Uno dei fondamentali precetti della sacra religione islamica è il digiuno. È obbligatorio per qualsiasi persona che abbia raggiunto l’età del dovere digiunare durante tutto il mese il mese di ramadàn, ossia astenersi, allo scopo di obbedire al comandamento divino, dalla chiamata per la preghiera del mattino sino al magrib e per tutta la durata di questo santo mese, da tutto ciò che invalidi il digiuno (gli agenti invalidanti del digiuno si chiamano muftiràt).
Il digiuno nell’Islam è molto raccomandato; questa sacra religione dà un grande valore a questo sacro atto di adorazione. La ricompensa del digiuno è cosí rilevante che il Profeta disse: “Dio ha detto: ‘Il digiuno Mi appartiene e sarò Io stesso a dare la sua ricompensa’”.
Il digiuno, con le sue peculiari condizioni, svolge un ruolo straordinariamente efficace nel liberare l’uomo dal giogo dei suoi desideri, delle sue brame e dei suoi appetiti sensuali, e nel purificare il suo spirito dalle contaminazioni causate dal peccato.

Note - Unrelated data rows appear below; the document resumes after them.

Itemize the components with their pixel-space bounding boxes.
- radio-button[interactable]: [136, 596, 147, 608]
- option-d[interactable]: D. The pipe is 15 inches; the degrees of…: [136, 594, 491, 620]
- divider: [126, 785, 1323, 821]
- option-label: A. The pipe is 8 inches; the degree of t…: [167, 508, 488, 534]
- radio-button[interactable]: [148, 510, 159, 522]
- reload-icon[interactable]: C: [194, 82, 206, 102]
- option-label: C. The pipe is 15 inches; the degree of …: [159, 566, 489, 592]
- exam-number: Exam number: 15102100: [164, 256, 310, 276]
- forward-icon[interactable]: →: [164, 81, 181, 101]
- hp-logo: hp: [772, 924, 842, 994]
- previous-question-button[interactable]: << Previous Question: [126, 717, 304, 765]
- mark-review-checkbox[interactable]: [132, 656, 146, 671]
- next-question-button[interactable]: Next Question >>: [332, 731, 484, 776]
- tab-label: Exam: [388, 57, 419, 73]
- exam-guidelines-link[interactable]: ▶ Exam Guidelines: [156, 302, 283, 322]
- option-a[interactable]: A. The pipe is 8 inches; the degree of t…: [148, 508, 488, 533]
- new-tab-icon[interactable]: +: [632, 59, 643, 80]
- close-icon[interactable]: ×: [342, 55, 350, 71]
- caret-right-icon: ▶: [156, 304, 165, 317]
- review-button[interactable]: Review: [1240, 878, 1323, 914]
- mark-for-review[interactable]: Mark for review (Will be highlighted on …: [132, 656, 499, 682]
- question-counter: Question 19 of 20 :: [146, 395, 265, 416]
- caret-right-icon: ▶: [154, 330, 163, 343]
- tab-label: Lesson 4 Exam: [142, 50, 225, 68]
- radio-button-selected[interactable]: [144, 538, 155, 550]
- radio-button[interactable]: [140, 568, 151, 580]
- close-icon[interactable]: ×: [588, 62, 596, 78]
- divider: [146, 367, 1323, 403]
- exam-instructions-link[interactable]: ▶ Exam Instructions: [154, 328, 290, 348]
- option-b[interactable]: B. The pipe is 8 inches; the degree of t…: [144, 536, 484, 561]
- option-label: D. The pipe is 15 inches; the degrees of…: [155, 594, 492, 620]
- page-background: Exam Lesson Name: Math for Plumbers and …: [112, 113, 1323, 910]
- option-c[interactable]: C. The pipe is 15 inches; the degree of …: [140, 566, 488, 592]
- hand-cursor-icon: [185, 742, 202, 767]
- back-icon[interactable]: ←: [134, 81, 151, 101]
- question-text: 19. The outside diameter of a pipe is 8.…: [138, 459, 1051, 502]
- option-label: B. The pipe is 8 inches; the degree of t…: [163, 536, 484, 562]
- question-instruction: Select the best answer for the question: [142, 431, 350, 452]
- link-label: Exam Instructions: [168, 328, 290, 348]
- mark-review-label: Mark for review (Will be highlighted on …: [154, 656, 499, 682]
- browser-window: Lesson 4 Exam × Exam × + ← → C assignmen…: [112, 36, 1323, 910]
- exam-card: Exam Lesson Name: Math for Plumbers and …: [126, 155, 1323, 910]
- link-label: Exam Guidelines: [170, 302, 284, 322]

Il sommo Profeta, rivolgendosi a Jàbir Ibni Abdillàh Al’ansàri, dichiarò: “O Jàbir, questo è il mese di ramadan! Chiunque digiuni durante i suoi giorni, vegli in ricordo di Dio durante le sue notti e per tutta la sua durata non mangi nulla di illecito, non commetta peccati carnali e trattenga la lingua dal peccato, diverrà puro come lo era quando venne alla luce”. Disse allora Jàbir: “O Inviato di Allah, qual buona notizia!” e il nobile Profeta replicò: “O Jàbir, come dure sono le sue condizioni”.
L’imam Assàdig disse: “Il digiuno è un solido scudo contro il fuoco dell’Inferno”.